One of the keys to the success of Gareth Edwards' 2014 "Godzilla" is restraint. The first half of the film is spent building up the big guy's first appearance onscreen — and the spectacular visual effects ensure the moment isn't a letdown.

Five years later, Michael Dougherty's "Godzilla: King of the Monsters" takes the opposite approach to diminishing results. The movie's opening minutes take us back to Godzilla's battle against the MUTOs (massive unidentified terrestrial organisms) in San Francisco, where husband-and-wife scientists Mark (Kyle Chandler) and Emma (Vera Farmiga) Russell save their young daughter Madison but lose their son.

Skipping ahead to the present, we learn Monarch, the secret scientific organization devoted to studying the MUTOs, has spent the intervening years discovering more of the massive beasts — they call them "titans" — around the world, 17 and counting.

Following a divorce, Mark has retreated from it all, living alone in the Colorado wilderness. Emma, along with Madison (Millie Bobby Brown), is stationed at a Monarch outpost in China, where she's developed a device to communicate with the titans via sonar. Naturally, that's a valuable piece of equipment, and Emma and Madison quickly are taken hostage by Jonah Alan (Charles Dance), a former British Army officer turned ecoterrorist.

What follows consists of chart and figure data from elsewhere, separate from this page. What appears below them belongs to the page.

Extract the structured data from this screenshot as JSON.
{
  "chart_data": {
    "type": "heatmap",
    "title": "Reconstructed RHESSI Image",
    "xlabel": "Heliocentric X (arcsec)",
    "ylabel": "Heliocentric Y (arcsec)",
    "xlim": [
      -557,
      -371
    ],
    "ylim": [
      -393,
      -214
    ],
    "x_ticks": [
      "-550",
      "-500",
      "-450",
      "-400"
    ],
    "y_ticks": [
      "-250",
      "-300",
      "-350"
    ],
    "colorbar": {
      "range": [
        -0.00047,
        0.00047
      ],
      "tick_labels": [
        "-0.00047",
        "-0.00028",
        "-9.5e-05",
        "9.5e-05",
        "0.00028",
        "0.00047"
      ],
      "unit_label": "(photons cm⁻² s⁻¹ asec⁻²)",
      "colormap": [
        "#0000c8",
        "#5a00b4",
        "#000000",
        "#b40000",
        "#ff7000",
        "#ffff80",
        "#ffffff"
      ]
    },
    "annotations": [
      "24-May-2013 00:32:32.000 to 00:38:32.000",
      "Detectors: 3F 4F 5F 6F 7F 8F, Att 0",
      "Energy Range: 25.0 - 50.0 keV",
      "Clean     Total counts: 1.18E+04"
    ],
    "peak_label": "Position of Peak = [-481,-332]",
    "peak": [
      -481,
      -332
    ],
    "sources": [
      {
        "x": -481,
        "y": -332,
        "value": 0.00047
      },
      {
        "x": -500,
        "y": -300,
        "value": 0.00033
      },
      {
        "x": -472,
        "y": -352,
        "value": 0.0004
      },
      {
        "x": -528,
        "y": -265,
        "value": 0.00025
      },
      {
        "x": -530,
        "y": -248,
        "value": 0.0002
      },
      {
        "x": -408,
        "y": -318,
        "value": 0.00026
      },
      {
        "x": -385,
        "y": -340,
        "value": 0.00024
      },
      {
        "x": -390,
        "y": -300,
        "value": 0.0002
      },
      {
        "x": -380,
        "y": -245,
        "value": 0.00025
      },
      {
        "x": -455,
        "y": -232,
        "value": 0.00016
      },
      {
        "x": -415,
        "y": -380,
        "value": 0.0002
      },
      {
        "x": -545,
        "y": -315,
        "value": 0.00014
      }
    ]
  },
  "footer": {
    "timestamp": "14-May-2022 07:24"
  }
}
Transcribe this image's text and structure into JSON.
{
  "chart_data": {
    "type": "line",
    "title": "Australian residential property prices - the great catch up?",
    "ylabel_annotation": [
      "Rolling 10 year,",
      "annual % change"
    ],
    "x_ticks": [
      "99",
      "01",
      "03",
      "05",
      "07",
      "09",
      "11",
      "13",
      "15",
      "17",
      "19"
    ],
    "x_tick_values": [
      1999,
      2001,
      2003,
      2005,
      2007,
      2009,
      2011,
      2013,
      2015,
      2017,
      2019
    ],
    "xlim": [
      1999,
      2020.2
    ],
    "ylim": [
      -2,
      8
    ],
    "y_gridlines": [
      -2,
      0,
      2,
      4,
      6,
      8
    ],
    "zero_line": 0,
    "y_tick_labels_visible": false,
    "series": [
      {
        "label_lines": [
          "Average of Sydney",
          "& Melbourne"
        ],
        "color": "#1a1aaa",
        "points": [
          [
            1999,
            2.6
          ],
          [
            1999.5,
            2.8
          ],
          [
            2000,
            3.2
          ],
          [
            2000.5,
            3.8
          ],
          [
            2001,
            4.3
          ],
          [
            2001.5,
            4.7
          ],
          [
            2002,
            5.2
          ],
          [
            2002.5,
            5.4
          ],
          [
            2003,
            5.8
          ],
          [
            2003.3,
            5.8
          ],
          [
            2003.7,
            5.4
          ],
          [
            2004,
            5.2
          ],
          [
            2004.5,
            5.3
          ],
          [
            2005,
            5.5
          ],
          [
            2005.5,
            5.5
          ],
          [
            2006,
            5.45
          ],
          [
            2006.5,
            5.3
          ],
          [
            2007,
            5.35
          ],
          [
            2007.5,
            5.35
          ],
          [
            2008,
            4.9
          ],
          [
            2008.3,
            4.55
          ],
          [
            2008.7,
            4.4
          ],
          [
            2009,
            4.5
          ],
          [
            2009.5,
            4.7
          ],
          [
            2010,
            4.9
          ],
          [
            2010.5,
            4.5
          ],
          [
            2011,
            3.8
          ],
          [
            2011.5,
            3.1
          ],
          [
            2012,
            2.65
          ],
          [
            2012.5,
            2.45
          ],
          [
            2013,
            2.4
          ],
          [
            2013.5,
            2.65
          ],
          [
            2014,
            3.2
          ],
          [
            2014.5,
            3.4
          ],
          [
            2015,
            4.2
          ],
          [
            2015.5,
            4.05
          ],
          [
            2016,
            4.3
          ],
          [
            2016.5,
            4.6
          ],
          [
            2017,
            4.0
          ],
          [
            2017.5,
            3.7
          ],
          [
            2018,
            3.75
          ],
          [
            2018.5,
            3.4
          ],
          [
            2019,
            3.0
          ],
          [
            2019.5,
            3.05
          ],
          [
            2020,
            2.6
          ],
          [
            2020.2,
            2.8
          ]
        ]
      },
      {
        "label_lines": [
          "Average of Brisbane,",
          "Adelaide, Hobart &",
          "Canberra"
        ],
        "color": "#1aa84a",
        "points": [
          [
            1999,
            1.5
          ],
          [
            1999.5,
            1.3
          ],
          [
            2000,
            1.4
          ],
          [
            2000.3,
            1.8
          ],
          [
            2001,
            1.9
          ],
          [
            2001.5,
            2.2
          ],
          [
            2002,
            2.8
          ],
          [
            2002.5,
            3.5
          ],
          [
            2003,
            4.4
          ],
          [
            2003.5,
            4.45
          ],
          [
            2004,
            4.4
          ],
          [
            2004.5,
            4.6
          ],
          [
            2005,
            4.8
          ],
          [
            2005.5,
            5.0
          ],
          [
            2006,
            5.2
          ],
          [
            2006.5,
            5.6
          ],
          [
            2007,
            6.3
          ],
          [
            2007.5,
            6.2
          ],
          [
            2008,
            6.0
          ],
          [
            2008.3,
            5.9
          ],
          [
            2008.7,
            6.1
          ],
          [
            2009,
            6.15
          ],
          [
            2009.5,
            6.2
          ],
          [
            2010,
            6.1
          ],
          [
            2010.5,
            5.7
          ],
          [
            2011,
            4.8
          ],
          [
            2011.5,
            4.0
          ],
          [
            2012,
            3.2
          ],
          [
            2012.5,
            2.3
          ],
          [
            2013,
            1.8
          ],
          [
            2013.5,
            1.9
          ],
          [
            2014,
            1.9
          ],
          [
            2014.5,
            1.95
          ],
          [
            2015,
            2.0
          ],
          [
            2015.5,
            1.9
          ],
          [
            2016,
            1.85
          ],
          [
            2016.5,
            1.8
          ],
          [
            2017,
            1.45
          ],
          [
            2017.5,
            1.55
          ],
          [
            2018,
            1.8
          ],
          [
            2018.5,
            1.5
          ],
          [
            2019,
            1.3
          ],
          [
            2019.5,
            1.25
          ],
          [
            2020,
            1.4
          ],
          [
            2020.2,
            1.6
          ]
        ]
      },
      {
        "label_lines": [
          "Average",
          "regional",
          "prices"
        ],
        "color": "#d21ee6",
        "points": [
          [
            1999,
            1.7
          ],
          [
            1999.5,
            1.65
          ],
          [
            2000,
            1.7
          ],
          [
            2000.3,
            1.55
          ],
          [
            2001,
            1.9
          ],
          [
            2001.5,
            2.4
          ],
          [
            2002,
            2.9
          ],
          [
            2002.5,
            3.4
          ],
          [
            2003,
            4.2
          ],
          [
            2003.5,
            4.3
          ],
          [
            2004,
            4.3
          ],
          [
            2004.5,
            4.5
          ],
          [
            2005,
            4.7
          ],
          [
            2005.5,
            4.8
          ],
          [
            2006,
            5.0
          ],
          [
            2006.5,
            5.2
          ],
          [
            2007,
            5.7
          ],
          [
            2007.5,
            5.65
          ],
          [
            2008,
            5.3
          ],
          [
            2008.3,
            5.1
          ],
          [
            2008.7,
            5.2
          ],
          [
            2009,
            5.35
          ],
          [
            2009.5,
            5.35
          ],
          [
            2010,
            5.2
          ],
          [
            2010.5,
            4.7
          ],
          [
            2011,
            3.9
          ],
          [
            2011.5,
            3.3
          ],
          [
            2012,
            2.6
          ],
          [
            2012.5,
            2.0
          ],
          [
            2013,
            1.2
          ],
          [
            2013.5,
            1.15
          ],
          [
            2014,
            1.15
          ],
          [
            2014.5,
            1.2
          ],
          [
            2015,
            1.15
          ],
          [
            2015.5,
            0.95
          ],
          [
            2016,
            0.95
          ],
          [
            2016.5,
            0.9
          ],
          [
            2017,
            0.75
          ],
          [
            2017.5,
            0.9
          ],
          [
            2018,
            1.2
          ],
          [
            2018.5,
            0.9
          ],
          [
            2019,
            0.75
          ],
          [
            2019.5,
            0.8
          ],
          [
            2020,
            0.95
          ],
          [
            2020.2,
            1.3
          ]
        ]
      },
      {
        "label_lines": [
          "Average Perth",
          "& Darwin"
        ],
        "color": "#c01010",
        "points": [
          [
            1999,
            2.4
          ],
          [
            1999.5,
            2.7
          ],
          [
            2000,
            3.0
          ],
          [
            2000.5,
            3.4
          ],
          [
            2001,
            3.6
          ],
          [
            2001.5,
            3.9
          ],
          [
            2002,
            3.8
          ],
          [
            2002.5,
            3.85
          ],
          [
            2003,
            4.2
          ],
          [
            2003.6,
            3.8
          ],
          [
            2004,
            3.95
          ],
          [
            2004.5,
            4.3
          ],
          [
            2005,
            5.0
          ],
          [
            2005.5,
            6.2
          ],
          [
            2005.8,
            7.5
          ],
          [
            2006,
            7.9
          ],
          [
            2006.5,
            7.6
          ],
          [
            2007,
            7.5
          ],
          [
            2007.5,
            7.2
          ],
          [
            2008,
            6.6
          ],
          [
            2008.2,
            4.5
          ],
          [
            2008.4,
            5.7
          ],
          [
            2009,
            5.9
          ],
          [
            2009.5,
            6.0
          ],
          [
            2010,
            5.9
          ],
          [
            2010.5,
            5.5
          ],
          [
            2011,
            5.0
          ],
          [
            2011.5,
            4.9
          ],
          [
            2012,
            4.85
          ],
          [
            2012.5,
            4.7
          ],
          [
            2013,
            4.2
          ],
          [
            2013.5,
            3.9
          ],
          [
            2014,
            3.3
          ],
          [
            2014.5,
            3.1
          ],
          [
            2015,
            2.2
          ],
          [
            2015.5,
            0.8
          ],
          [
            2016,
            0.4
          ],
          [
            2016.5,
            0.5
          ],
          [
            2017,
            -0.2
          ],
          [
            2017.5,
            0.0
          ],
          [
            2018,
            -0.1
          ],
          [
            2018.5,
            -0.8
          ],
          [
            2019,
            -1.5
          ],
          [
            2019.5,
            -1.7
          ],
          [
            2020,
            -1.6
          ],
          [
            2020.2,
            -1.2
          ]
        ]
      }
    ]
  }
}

To be fair, "King of the Monsters" features superb creature design — its roster of kaiju includes old favorites Mothra, Rodan and the three-headed, dragon-like King Ghidora — and gorgeous, even painterly images. Mothra's bright, glowing appearance is particularly striking in a film dominated by grays and browns, and Rodan emerging from a long dormant Mexican volcano is simultaneously beautiful and terrible.

Even amid the constant storms that follow them around, the kaiju throwdowns — during which cities all over the world are reduced to rubble — are easy enough to follow. Dougherty, who directs and co-wrote the screenplay with Zach Shields, has obvious affection for these titans — perhaps too much. He gives them so much attention — not to mention screen time — that it quickly becomes numbing; what begins as awe-inspiring spectacle becomes routine.

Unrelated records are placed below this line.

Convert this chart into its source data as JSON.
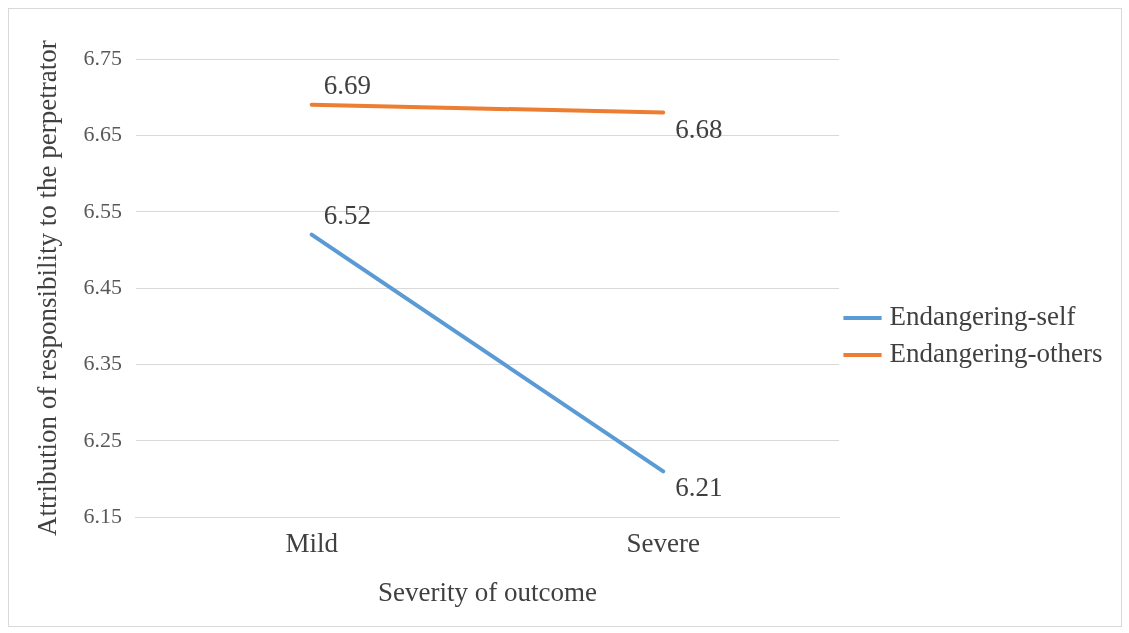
{
  "chart_data": {
    "type": "line",
    "xlabel": "Severity of outcome",
    "ylabel": "Attribution of responsibility to the perpetrator",
    "categories": [
      "Mild",
      "Severe"
    ],
    "series": [
      {
        "name": "Endangering-self",
        "color": "#5b9bd5",
        "values": [
          6.52,
          6.21
        ]
      },
      {
        "name": "Endangering-others",
        "color": "#ed7d31",
        "values": [
          6.69,
          6.68
        ]
      }
    ],
    "ylim": [
      6.15,
      6.75
    ],
    "yticks": [
      6.15,
      6.25,
      6.35,
      6.45,
      6.55,
      6.65,
      6.75
    ],
    "grid": "y",
    "legend": "right",
    "data_labels": true,
    "marker": "none",
    "line_style": "solid"
  }
}
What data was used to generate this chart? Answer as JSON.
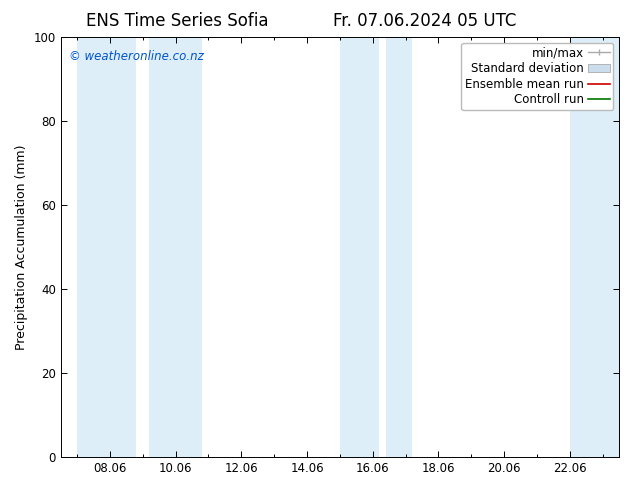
{
  "title_left": "ENS Time Series Sofia",
  "title_right": "Fr. 07.06.2024 05 UTC",
  "ylabel": "Precipitation Accumulation (mm)",
  "ylim": [
    0,
    100
  ],
  "yticks": [
    0,
    20,
    40,
    60,
    80,
    100
  ],
  "xtick_labels": [
    "08.06",
    "10.06",
    "12.06",
    "14.06",
    "16.06",
    "18.06",
    "20.06",
    "22.06"
  ],
  "background_color": "#ffffff",
  "plot_bg_color": "#ffffff",
  "shaded_color": "#ddeef8",
  "shaded_intervals": [
    [
      7.0,
      8.8
    ],
    [
      9.2,
      10.8
    ],
    [
      15.0,
      16.2
    ],
    [
      16.4,
      17.2
    ],
    [
      22.0,
      23.5
    ]
  ],
  "x_min": 6.5,
  "x_max": 23.5,
  "watermark_text": "© weatheronline.co.nz",
  "watermark_color": "#0055cc",
  "title_fontsize": 12,
  "axis_label_fontsize": 9,
  "tick_fontsize": 8.5,
  "legend_fontsize": 8.5
}
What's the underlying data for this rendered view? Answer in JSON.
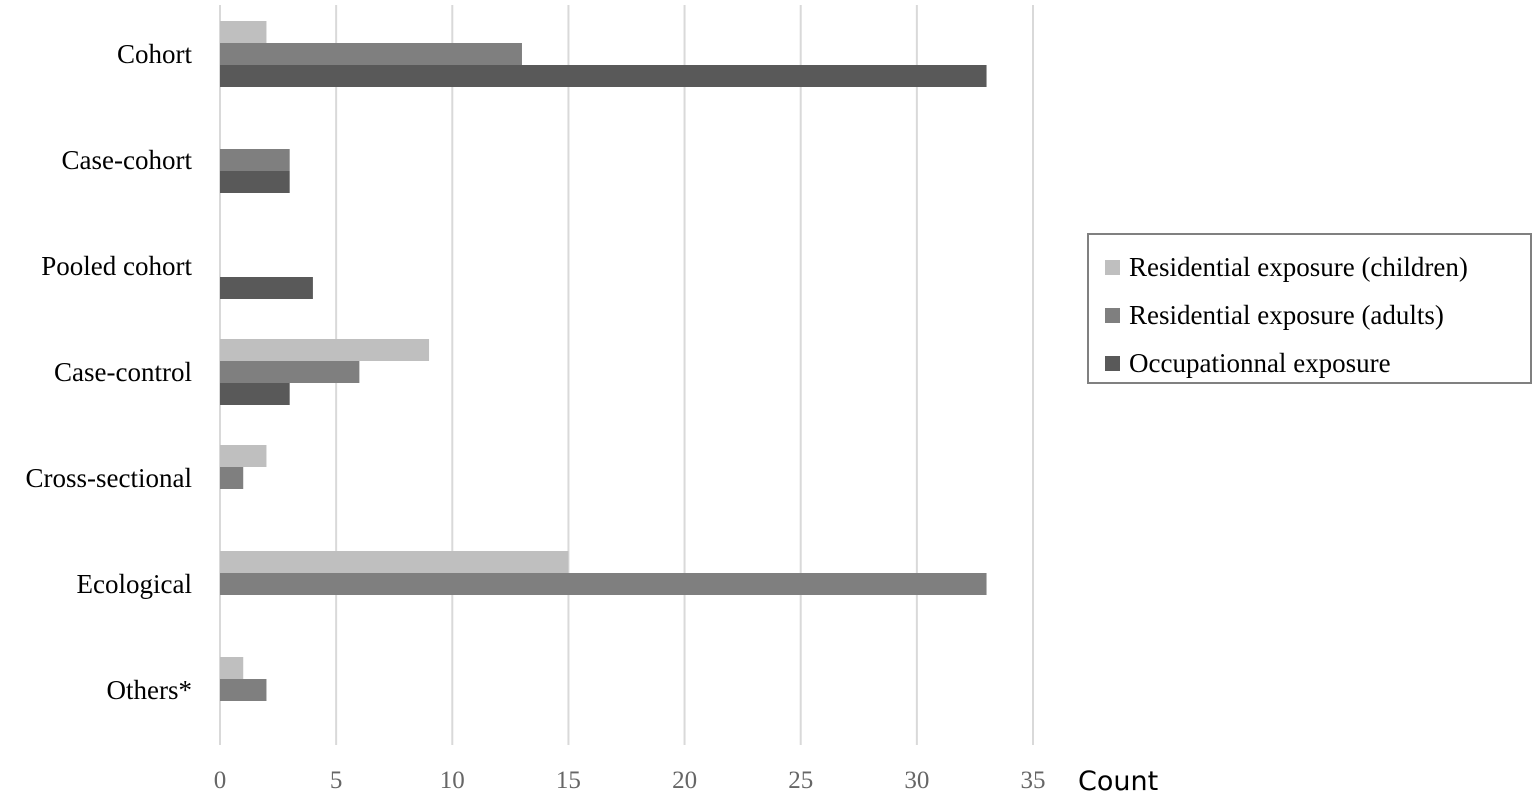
{
  "chart_data": {
    "type": "bar",
    "orientation": "horizontal",
    "categories": [
      "Cohort",
      "Case-cohort",
      "Pooled cohort",
      "Case-control",
      "Cross-sectional",
      "Ecological",
      "Others*"
    ],
    "series": [
      {
        "name": "Residential exposure (children)",
        "color": "#bfbfbf",
        "values": [
          2,
          0,
          0,
          9,
          2,
          15,
          1
        ]
      },
      {
        "name": "Residential exposure (adults)",
        "color": "#7f7f7f",
        "values": [
          13,
          3,
          0,
          6,
          1,
          33,
          2
        ]
      },
      {
        "name": "Occupationnal exposure",
        "color": "#595959",
        "values": [
          33,
          3,
          4,
          3,
          0,
          0,
          0
        ]
      }
    ],
    "xlabel": "Count",
    "xlim": [
      0,
      35
    ],
    "xticks": [
      0,
      5,
      10,
      15,
      20,
      25,
      30,
      35
    ],
    "grid": true,
    "legend_position": "right"
  }
}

Underwritten human roles further dull the movie's impact. This is the kind of film that virtually cries out for an actor who oozes charisma simply by appearing — someone of the Dwayne Johnson mold. Lacking that, at least give it some of the devious humor that played such a big role in Dougherty's holiday horror cult classics "Trick 'r Treat" (2007) and "Krampus" (2015).

The cast — which includes Ken Watanabe, Sally Hawkins, Ziyi Zhang and O'Shea Jackson Jr. — certainly is capable, but they're hamstrung by having to play everything deadly serious instead of acknowledging the total lunacy around them. Only Bradley Whitford, as a scientist who insists Godzilla travels so quickly by traversing giant subterranean tunnels, provides any real comic relief.

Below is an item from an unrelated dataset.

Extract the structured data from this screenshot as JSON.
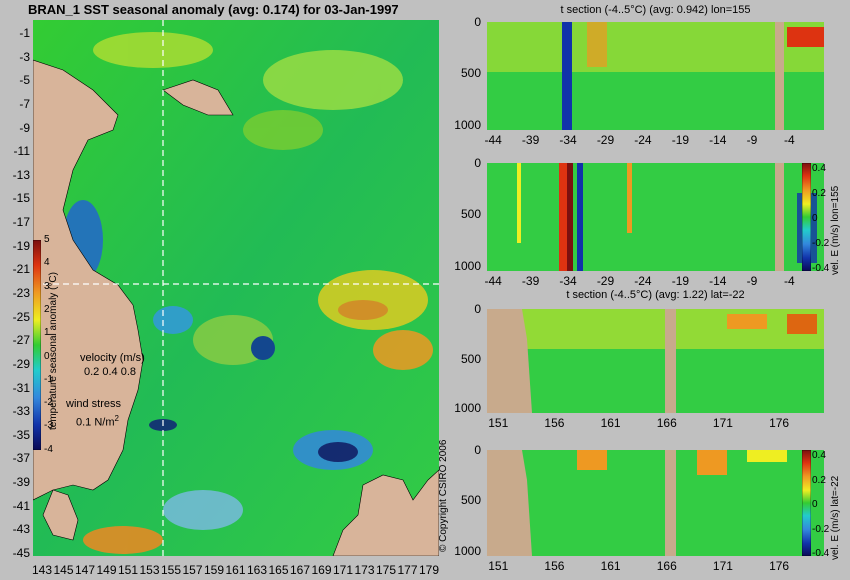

Frequent references to Kong and Skull Island are setting up next year's "Godzilla vs. Kong," which will be a sequel to both "King of the Monsters" and 2017's "Kong: Skull Island." Based on the three previous films, it's sure to look fantastic, but let's hope it adopts more of the offbeat, character-centric approach of the latter than the unrelenting grim tone of the former.

Rated PG-13 for sequences of monster action violence and destruction, and for some language. 131 minutes.